No, you make GNUstep-make do this for the user. Doesn't this seem obvious?


2. it is slower

-make is not a bottleneck...
for example on my machine....
-make building base here takes 2 minutes 3 seconds...
make when base is already built takes 2 seconds..
where adding this stuff to make would be 0.006th of a second per invocation of pkg-config/gnustep-config

this argument is hogwash.

I agree that performance is not a significant issue ... however, where we are looking at two alternative solutions providing identical benefits in all other respects, this could swing the argument.

They are not identical in *all* other respects, and that's frankly the point.


3. it is designed for something else (which adds complexity)

It does exactly the same thing gnustep-config.sh does.
that adds no complexity...

No difference in complexity of usage, but gnustep-sh parses a simpler file format and uses simpler code so is less complex / more maintainable in that sense. However I suspect the issue is pretty much unimportant.

Exactly, and when it's unimportant, frankly, familiarity for newcompers should be taken into consideration. It's absolutely not being, and in fact, it's been rejected repeatedly by Nicola. I dare say you are not approaching this conversation from a rational point of view, and perhaps have too much emotional investment in make, something you care deeply about. This is an all-too-common problem with OSS developers. Take a few steps back and look at things from everyone elses' perspective, instead of trying to shoehorn your own beliefs into everyone else's perspective. Dependophobia is a treatable condition, and it's usually illogical anyways, most definitely in this case, where it's purely an optional dependency, and where most people are going to have pkgconfig on their system anyways, due to the fact that hundreds of other libs on their system already depend on it. Once again, pkgconfig is a red herring under windows. It's not needed nor is it necessary. Windows has its own mechanisms.
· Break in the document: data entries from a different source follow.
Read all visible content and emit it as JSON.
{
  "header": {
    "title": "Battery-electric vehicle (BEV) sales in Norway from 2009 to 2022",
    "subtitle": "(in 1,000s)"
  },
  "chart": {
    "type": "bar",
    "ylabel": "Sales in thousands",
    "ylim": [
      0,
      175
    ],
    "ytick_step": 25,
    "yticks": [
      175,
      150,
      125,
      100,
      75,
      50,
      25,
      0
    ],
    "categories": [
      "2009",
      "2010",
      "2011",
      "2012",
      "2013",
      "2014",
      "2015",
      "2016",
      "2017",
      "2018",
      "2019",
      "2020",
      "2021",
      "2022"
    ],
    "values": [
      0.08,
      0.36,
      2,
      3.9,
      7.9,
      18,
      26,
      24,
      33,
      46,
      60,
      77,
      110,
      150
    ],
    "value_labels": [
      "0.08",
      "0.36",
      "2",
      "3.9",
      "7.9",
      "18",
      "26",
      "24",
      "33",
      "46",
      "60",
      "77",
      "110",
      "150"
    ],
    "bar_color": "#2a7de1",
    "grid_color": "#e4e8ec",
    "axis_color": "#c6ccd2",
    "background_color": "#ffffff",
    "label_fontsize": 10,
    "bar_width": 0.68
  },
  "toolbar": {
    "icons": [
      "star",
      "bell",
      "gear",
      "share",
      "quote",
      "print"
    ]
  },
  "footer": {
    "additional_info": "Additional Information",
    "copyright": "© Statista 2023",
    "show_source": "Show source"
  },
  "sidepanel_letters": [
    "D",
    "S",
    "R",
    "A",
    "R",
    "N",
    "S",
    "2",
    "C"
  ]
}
4. it requires rewriting and redesigning stuff with no clear advantages

there are clear advantages...
now I can add stuff to configure for things *using* gnustep-make which attempts to see if
GNUstep libraries exist.

there could be a way to bootstrap gnustep-make to "just work" without any gnustep specific
environment variables.

Those are not advantages of pkg-config. Those are examples of where the use of pkg-config would provide the same functionality. Early on in this thread Nicola suggested both gnustep-config.sh and the use of a makefile fragment as ways of doing the same thing, so pkg-config provides no advantage in this respect.

They advantages in that many other people already know how the hell they work, and pretty much any newcomer does NOT know how this other funky system we invented works; even if it's very simple, this RAISES the barrier to entry. It does not lower it. This is why the whole dependency argument isn't as critical as some of us seem to believe it is.